If digital photography is supposed to make life so much easier, then why is it causing me so much stress?
The concept seems simple. Shoot your pictures on a digital camera, and you can immediately see what they look like. Save the ones you like, transfer them to your computer, click a few buttons, get online and order the prints you need.
It’s fine in theory. However, in reality digital photography just isn’t as easy as it should be—at least not for me. I am finding I miss the days of simply taking a roll of 35mm film in for developing whenever you happen to be at the grocery or drug store, and then picking your prints up the following week. In those days, your biggest worry was, "Do you want a matte or glossy finish?"

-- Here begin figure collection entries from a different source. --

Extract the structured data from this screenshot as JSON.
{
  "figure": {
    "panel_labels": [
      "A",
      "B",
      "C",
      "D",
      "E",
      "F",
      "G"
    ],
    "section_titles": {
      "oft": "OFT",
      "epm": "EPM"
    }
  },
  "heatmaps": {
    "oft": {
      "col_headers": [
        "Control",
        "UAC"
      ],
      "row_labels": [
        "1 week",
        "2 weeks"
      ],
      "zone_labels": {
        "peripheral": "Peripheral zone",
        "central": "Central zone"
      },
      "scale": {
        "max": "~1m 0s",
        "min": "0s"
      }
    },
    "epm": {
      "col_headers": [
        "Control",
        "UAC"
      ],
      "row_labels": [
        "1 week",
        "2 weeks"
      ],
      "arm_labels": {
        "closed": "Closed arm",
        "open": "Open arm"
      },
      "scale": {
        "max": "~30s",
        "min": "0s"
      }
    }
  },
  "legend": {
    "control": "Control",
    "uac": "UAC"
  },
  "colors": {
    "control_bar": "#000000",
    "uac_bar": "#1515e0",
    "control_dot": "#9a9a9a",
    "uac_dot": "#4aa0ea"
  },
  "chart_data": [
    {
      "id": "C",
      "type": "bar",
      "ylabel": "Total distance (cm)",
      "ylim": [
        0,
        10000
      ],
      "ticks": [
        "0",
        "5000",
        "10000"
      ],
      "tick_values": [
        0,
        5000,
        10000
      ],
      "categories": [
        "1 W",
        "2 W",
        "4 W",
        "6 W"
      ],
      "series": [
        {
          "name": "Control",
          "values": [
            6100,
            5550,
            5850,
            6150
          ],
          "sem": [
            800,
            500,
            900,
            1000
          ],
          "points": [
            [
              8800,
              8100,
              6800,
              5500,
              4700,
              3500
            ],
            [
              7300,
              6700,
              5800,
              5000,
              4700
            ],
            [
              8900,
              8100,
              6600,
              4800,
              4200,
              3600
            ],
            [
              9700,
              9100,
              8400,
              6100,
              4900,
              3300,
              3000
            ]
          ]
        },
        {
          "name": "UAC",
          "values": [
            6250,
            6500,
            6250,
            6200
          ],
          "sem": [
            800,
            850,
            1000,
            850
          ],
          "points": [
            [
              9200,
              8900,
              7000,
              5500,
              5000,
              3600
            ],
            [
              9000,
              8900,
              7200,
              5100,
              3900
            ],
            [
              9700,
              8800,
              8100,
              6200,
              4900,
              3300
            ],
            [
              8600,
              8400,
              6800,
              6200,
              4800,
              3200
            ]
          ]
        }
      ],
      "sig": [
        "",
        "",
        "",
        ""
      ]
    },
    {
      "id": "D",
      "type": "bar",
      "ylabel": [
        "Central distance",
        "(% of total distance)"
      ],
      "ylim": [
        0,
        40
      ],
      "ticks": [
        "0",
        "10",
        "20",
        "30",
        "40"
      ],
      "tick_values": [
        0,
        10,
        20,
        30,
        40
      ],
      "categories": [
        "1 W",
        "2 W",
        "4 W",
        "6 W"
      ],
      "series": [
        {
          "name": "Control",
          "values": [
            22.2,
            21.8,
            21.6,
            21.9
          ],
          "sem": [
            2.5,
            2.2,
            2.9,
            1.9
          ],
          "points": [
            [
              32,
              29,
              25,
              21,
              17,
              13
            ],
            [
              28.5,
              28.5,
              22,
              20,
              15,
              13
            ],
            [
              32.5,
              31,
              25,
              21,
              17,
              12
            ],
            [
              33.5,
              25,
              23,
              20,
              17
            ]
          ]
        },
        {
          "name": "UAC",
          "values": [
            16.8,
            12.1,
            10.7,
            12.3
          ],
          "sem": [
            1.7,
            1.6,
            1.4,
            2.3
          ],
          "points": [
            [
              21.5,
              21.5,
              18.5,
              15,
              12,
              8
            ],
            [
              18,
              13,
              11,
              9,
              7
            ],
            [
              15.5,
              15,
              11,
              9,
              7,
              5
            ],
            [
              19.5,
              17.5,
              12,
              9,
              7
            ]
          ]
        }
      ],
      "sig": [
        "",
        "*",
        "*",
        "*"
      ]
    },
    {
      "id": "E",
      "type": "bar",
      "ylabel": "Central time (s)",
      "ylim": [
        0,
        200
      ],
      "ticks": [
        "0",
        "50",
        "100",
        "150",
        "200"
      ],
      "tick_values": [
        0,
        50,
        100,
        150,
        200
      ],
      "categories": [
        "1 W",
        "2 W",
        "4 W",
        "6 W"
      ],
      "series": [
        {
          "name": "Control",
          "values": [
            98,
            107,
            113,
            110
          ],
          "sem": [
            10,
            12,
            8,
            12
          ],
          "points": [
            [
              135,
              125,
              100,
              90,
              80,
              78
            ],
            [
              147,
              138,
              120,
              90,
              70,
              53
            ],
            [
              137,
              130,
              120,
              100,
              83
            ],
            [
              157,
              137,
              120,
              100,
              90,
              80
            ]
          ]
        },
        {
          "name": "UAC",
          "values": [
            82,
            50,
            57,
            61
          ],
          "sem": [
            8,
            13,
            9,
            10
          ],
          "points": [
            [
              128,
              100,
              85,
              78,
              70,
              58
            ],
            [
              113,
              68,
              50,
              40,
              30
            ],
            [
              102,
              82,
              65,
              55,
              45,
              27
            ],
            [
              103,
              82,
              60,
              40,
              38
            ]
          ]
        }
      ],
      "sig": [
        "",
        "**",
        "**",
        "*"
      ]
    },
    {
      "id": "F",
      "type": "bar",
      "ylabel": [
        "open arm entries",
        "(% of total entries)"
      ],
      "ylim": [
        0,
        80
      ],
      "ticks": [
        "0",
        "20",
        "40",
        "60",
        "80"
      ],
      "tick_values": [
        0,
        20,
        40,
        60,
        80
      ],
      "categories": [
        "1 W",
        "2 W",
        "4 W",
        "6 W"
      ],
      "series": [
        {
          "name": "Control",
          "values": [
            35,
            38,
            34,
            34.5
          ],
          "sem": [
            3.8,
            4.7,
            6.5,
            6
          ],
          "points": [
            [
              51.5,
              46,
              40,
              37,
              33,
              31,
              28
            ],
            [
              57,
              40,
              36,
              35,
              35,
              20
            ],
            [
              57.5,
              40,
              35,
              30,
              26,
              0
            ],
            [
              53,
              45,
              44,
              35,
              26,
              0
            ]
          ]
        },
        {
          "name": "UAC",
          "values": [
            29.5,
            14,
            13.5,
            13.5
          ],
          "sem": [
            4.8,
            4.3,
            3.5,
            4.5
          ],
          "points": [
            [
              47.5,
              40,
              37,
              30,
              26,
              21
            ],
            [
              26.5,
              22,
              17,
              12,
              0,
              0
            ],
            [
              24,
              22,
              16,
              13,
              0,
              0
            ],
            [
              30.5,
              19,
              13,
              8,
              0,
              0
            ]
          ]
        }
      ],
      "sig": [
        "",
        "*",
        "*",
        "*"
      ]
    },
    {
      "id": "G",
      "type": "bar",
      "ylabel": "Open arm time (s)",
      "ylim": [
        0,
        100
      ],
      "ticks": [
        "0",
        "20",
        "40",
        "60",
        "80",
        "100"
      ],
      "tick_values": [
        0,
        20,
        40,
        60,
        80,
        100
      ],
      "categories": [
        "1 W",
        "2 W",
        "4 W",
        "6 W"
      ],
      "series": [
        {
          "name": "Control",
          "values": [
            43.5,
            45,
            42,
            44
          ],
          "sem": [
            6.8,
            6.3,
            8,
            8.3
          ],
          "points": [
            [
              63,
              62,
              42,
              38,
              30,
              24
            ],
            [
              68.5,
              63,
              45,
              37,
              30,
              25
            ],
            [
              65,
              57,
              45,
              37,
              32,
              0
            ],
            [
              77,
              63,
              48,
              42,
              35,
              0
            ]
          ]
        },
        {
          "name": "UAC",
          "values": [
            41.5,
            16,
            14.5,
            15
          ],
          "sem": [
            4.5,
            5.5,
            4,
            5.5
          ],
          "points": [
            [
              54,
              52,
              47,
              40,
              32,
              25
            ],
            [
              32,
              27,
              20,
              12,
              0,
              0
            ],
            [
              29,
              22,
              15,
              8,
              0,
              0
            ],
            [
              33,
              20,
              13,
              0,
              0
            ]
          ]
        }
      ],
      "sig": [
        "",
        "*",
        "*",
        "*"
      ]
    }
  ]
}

When I used to do it that way, I would immediately come home, date the envelope and toss it in a shoebox. Every so often, on a rainy day, I would sit down, go through the photos and put the best prints in an album. Those days are gone.
First of all, I admit that I am the queen of procrastination, which doesn’t help matters any. I’m great at getting things done but I need a deadline to do it. Unfortunately, ordering prints of my digital photos consistently ranks about No. 20 on my 20-some item list of projects to do every week.
Next to that, my biggest problem with digital photography is the lack of trust I have in technology. After I take my photos, I download them to my computer with the good intentions of ordering my prints. However, I never seem to do that, and the next time a photo opportunity rolls around, I am fearful the photos I have already downloaded may have somehow disappeared from the computer. So I don’t erase my disk; I just shoot more photos on that same one. Before I know it, my computer is loaded with 20 different groups of photos—and more than half the photos in each file are ones I’ve already downloaded.
Contributing to the fear of technology is my husband, who sometimes grabs the camera and downloads the photos to his computer. He, too, is fearful that the photos may somehow disappear, so we end up with two computers with files of photos to go through. We always intend to back up the photos on to CDs, but we never seem to do so. What in the world are we going to do if the computer croaks before we finally get these prints made?
Adding to my stress is my new cell phone, which also has a camera on it. I love having it because it means I always have a camera with me, and I’ve taken some amazing candid photos with it. But this means I have even more files of photos to deal with and get prints made. I’m not even sure I know how to download those photos on my computer.
Compounding matters is the new trend of scrapbooking. No longer is it good enough to make prints of your photos and slap them in a photo album with an ink pen note on the back. It’s almost as if you feel like you’re a bad person if you don’t create elaborate, fanciful scrapbooks complete with acid-free paper, stickers, glitter, glue and pens documenting every moment in your life or your children’s lives. However, there’s no way I can make a one-of-a-kind scrapbook if my photo prints have never been developed. See my dilemma?
I suppose I set the bar too high when my daughter turned 1 year old. I hadn’t been good about keeping a baby book, and decided to utilize my writing, photography and layout skills by creating a hard-bound book documenting her first year. It is a beautiful treasure. I ordered a copy for her and also for myself, and it was well worth every hour and every penny I spent on it. I fully intended to do another book documenting her second year, and somehow it too always seemed to get pushed to the side with the demands of day-to-day life. Now I feel obligated to make two more books for her—and I have another baby on the way, so time is going to be even more precious than it is today.
So what’s a girl to do? I suppose I’m going to have to suck it up and spend a couple of days going through my computer files, organizing and ordering photos. When they arrive, I’m going to have to slap them into good, old-fashioned photo albums with a quick note jotting the date, occasion and names of people in the photo. It may not be as elaborate as I would like, but I fear if I don’t do it now, then someday I will be among the legions of others who must be facing a similar photography dilemma and never manage to get prints of their digital photos made. It would be a shame to not chronicle my life—and the lives of my children—simply because technology got the best of me.
Lori Smith is a staff writer for the Columbus Messenger newspapers.